大人は失礼だと思っているからでしょうが、主に子供たちがムルングと呼び、大人でも特に酔っ払いに時々ムルングと言われます。が、まー挨拶の様なものなのであんまり気にはしていません。
アパルトヘイト時代に日本人が名誉白人とされていたから、日本人をムルングと呼ぶわけではなく、中国人・日本人は黒人よりも肌が白いからムルングと呼ぶわけで、日本で言う外人のようなもので、日本人や中国人のことを良く知っている人はもちろんムルングとは呼びません。
インド人は南アフリカの黒人(黒人というよりも茶【色】人に近い人も多い)よりも、色が濃い人がいるので、当然ムルングとは呼びません。
数ヶ月前に知り合いの所に、オランダ人のお客さんが20人以上来た時、お前も中に入って色々と話をしたらと皆に言われましたが、ムルングは怖いから嫌だって言ったら、大受けしました。
▽ 「マイ・ムルング」って言われるケースいろいろ
私の知り合いで私のことを「マイ・ムルング」と友達などに言っている人が数人います。
- 自分のことをメンタル・ケースと言って、政府から障害者として生活保護を貰っている女性は私のことを「マイ・ムルング」とか「マイ・ホンコンマン」が私を日本に連れて言ってくれると、私をボーイ・フレンドのように言っています。
- ソウェトで良く行く家の隣のおばあさんは「マイ・ムルング」は自分の息子だと言っています。

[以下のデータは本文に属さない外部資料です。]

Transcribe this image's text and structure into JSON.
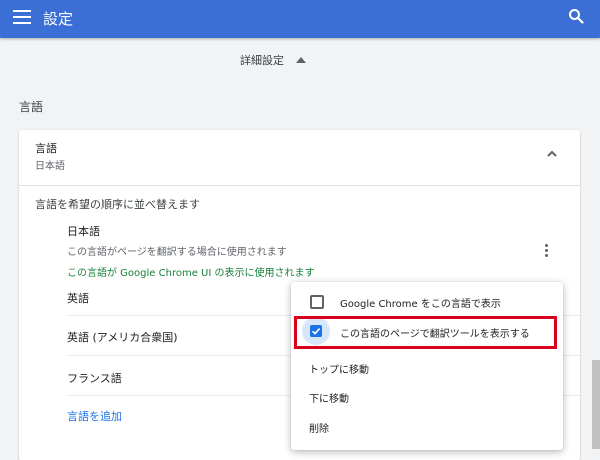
{
  "topbar": {
    "title": "設定",
    "menu_icon": "hamburger-menu-icon",
    "search_icon": "search-icon",
    "color": "#3c6fd6"
  },
  "advanced": {
    "label": "詳細設定",
    "icon": "caret-up-icon"
  },
  "section": {
    "heading": "言語"
  },
  "languages_card": {
    "header_title": "言語",
    "header_subtitle": "日本語",
    "order_label": "言語を希望の順序に並べ替えます",
    "japanese": {
      "name": "日本語",
      "description": "この言語がページを翻訳する場合に使用されます",
      "ui_note": "この言語が Google Chrome UI の表示に使用されます"
    },
    "rows": [
      {
        "name": "英語"
      },
      {
        "name": "英語 (アメリカ合衆国)"
      },
      {
        "name": "フランス語"
      }
    ],
    "add_language": "言語を追加"
  },
  "context_menu": {
    "items": [
      {
        "label": "Google Chrome をこの言語で表示",
        "checked": false
      },
      {
        "label": "この言語のページで翻訳ツールを表示する",
        "checked": true
      },
      {
        "label": "トップに移動"
      },
      {
        "label": "下に移動"
      },
      {
        "label": "削除"
      }
    ],
    "highlight_color": "#d9001b"
  }
}
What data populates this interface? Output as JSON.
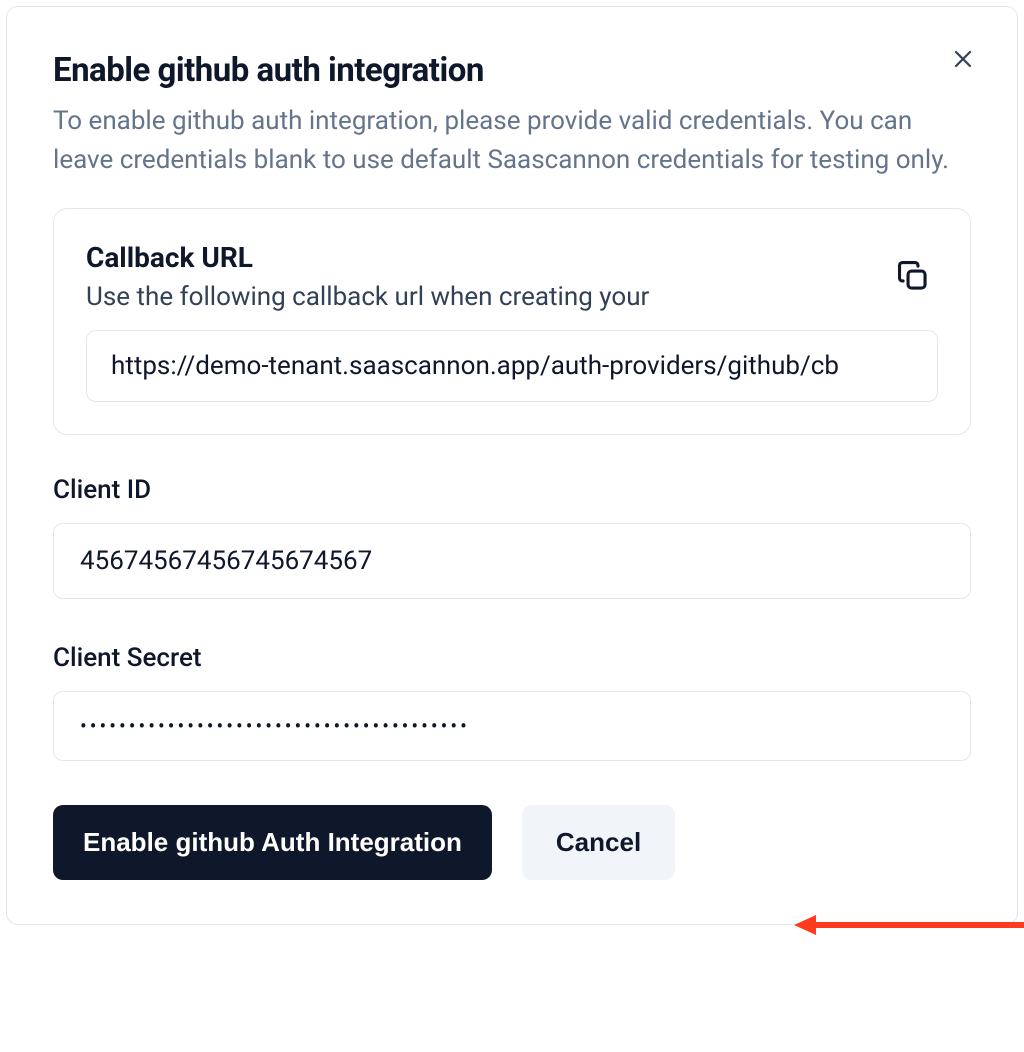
{
  "modal": {
    "title": "Enable github auth integration",
    "description": "To enable github auth integration, please provide valid credentials. You can leave credentials blank to use default Saascannon credentials for testing only."
  },
  "callback": {
    "title": "Callback URL",
    "subtitle": "Use the following callback url when creating your",
    "url": "https://demo-tenant.saascannon.app/auth-providers/github/cb"
  },
  "form": {
    "client_id_label": "Client ID",
    "client_id_value": "45674567456745674567",
    "client_secret_label": "Client Secret",
    "client_secret_value": "••••••••••••••••••••••••••••••••••••••••"
  },
  "buttons": {
    "submit": "Enable github Auth Integration",
    "cancel": "Cancel"
  }
}
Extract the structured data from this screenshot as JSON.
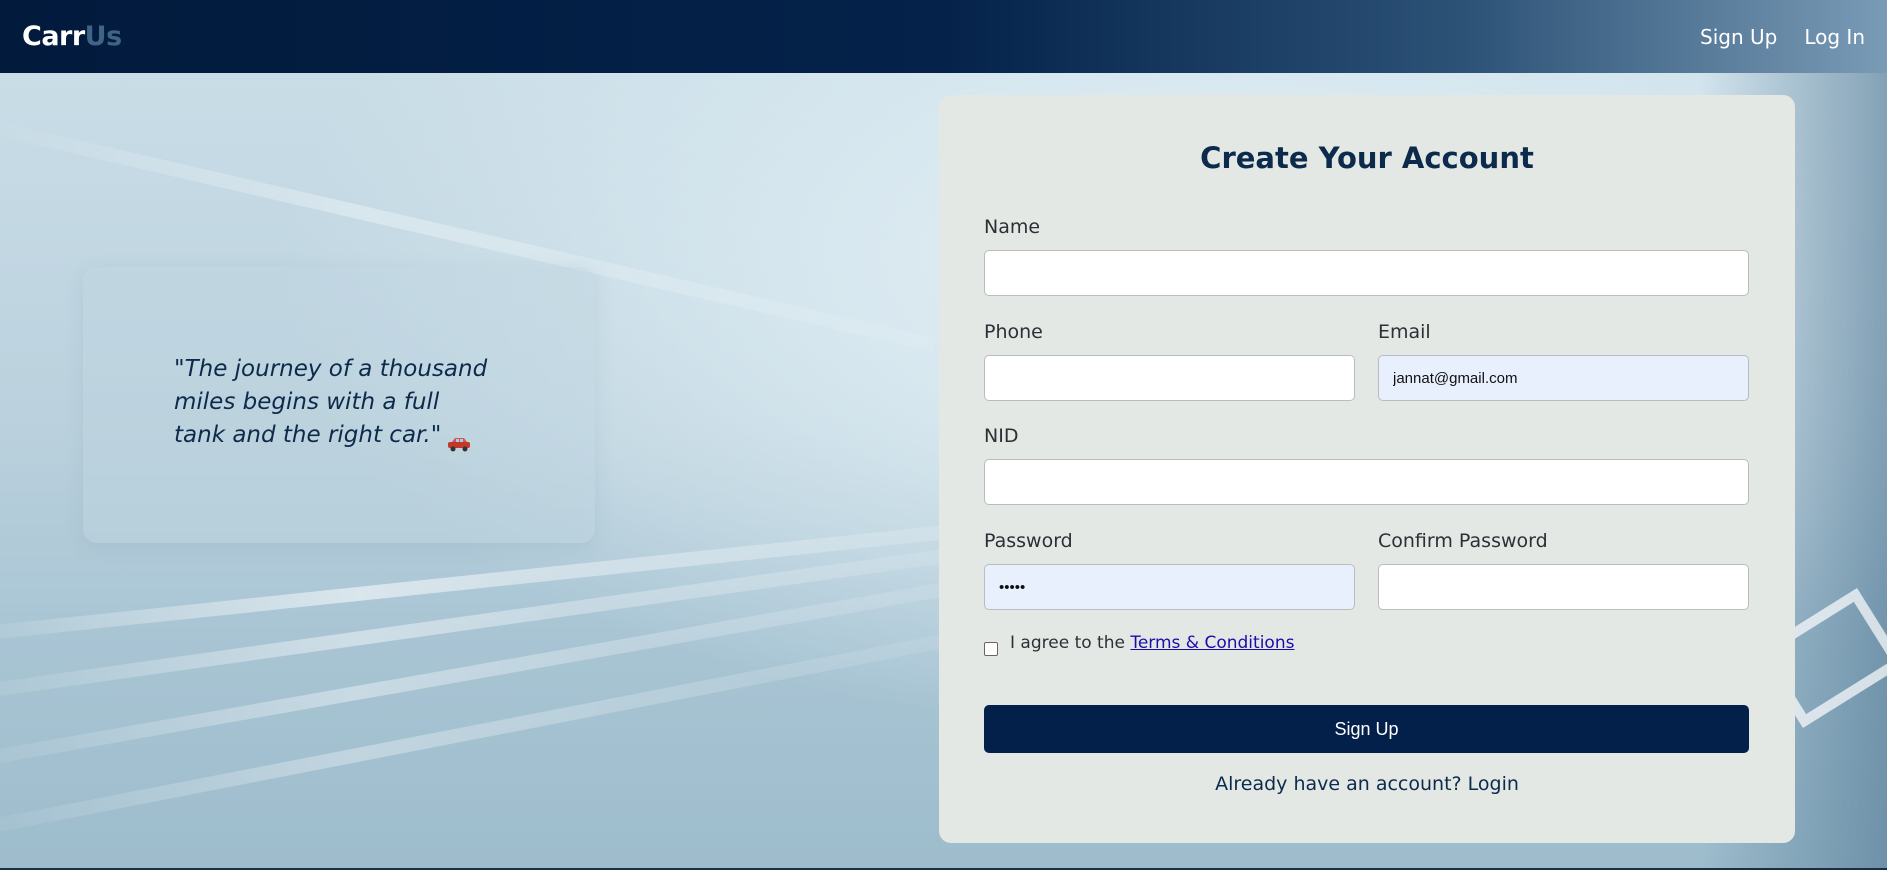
{
  "navbar": {
    "brand_part1": "Carr",
    "brand_part2": "Us",
    "links": [
      "Sign Up",
      "Log In"
    ]
  },
  "quote": {
    "text": "\"The journey of a thousand miles begins with a full tank and the right car.\"",
    "icon": "car-icon"
  },
  "form": {
    "title": "Create Your Account",
    "fields": {
      "name": {
        "label": "Name",
        "value": ""
      },
      "phone": {
        "label": "Phone",
        "value": ""
      },
      "email": {
        "label": "Email",
        "value": "jannat@gmail.com"
      },
      "nid": {
        "label": "NID",
        "value": ""
      },
      "password": {
        "label": "Password",
        "value": "•••••"
      },
      "confirm_password": {
        "label": "Confirm Password",
        "value": ""
      }
    },
    "agree_text": "I agree to the",
    "terms_link": "Terms & Conditions",
    "submit_label": "Sign Up",
    "login_prompt": "Already have an account? Login"
  },
  "colors": {
    "navy": "#02204a",
    "card_bg": "#e4e8e4",
    "autofill_bg": "#e8f0fe",
    "link": "#1a0dab"
  }
}
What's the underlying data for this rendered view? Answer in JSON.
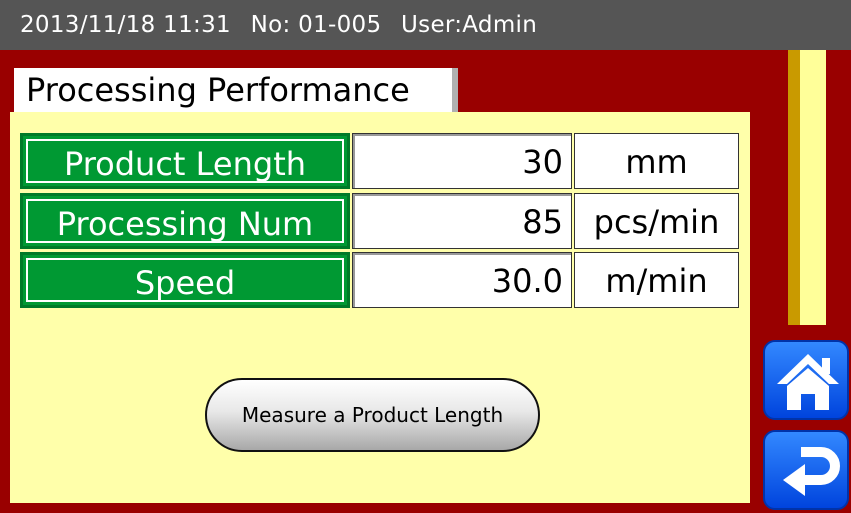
{
  "status": {
    "datetime": "2013/11/18  11:31",
    "number": "No: 01-005",
    "user": "User:Admin"
  },
  "page_title": "Processing Performance",
  "params": [
    {
      "label": "Product Length",
      "value": "30",
      "unit": "mm"
    },
    {
      "label": "Processing Num",
      "value": "85",
      "unit": "pcs/min"
    },
    {
      "label": "Speed",
      "value": "30.0",
      "unit": "m/min"
    }
  ],
  "measure_button": "Measure a Product Length",
  "nav": {
    "home_icon": "home-icon",
    "back_icon": "return-arrow-icon"
  },
  "colors": {
    "background": "#990000",
    "panel": "#ffffaa",
    "label_green": "#009933",
    "nav_blue": "#1a66ff"
  }
}
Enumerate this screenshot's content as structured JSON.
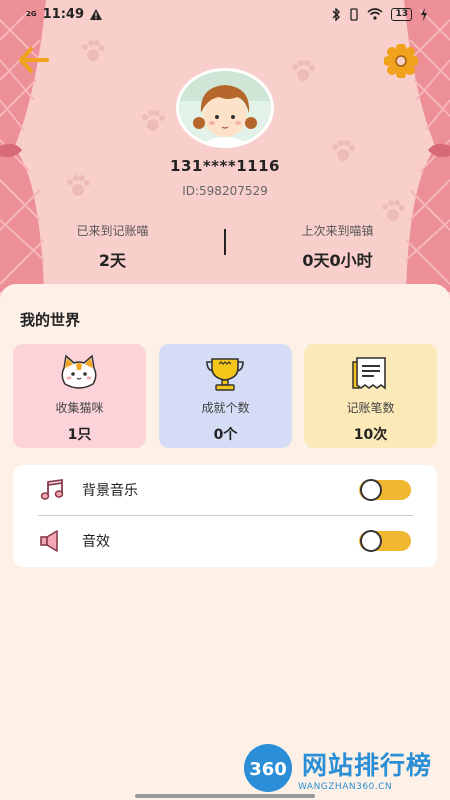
{
  "status_bar": {
    "time": "11:49",
    "network_label": "2G",
    "battery": "13"
  },
  "profile": {
    "phone": "131****1116",
    "user_id": "ID:598207529"
  },
  "stats": {
    "days_label": "已来到记账喵",
    "days_value": "2天",
    "last_visit_label": "上次来到喵镇",
    "last_visit_value": "0天0小时"
  },
  "world": {
    "title": "我的世界",
    "cards": [
      {
        "label": "收集猫咪",
        "value": "1只"
      },
      {
        "label": "成就个数",
        "value": "0个"
      },
      {
        "label": "记账笔数",
        "value": "10次"
      }
    ]
  },
  "settings": {
    "music_label": "背景音乐",
    "music_on": false,
    "sound_label": "音效",
    "sound_on": false
  },
  "watermark": {
    "title": "网站排行榜",
    "subtitle": "WANGZHAN360.CN",
    "logo_text": "360"
  },
  "colors": {
    "top_bg": "#f9cfcc",
    "panel_bg": "#fdf0e7",
    "card_pink": "#fbd3d9",
    "card_blue": "#d5dcf5",
    "card_yellow": "#fce9b8",
    "toggle": "#f2b731",
    "accent_orange": "#f0a21c"
  }
}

- タクシー(乗合自動車)ドライバーをやっている友達は、英語があんまり喋れない上に会うときには酔っ払っていることが多く、会うと「コウラーテ(私の名前はコウダテです)、ふぇ〜ふぇ〜ふぇ〜」とか、何語か判らないことばを裏声で言って、私にはちゃんと喋れないことが多いのですが、何回も一緒にビールを飲んで何だか好かれており、知り合いのところでは「マイ・ムルング」はどうしてる?ってちょっと会わないと聞いています。
酔っていると他の人にはラフなのですが、可愛げがあるおやじ(私よりは若い)で、ソウェト内のスクウォッター・キャンプの掘っ立て小屋としてはちょっと大きな家に住んでおり、家具も色々と持っているそうで、前から私を家に招待したがっていました。
先日、約束して日曜日の午後に訪問したら、お兄さんがその家で教会をやっており(掘建て小屋エリアに教会が無いので)、12時から始まったお祈りが4時になっても終わらず、結局家の中には入れませんでした。
「マイ ムルング」をスクウォッター・キャンプ内の近所の人たちに見せびらかして、自分がムルングの友達を持っている事を自慢したかったそうなので、今度はちゃんと訪問し、近所の人に「ムルング」が挨拶周りして、スクウォッター・キャンプの住人達を驚かせてやろうと思っています。
▽ 他地域の人々をちょっとバカにした言い方は…
南アフリカの黒人は他のアフリカから来た黒人達をクェレクェレ(コレコレとも聞こえる)と呼び、こちらはちょっとバカにした言い方です。
ソウェト内にもモザンビーク、ジンバブウェ、マラウイなどから来た人が多数住んでおり、結婚している人も多くいます。私の友人は親戚の前でクェレクェレと言ったらそこの奥さんはモザンビークから来た人なので、自分の子供達をバカにして呼ばれるといつも嫌がるけど、その奥さんは自分で作ったケーキを「マ、クェレクェレ」とか言って売り歩いているそうです。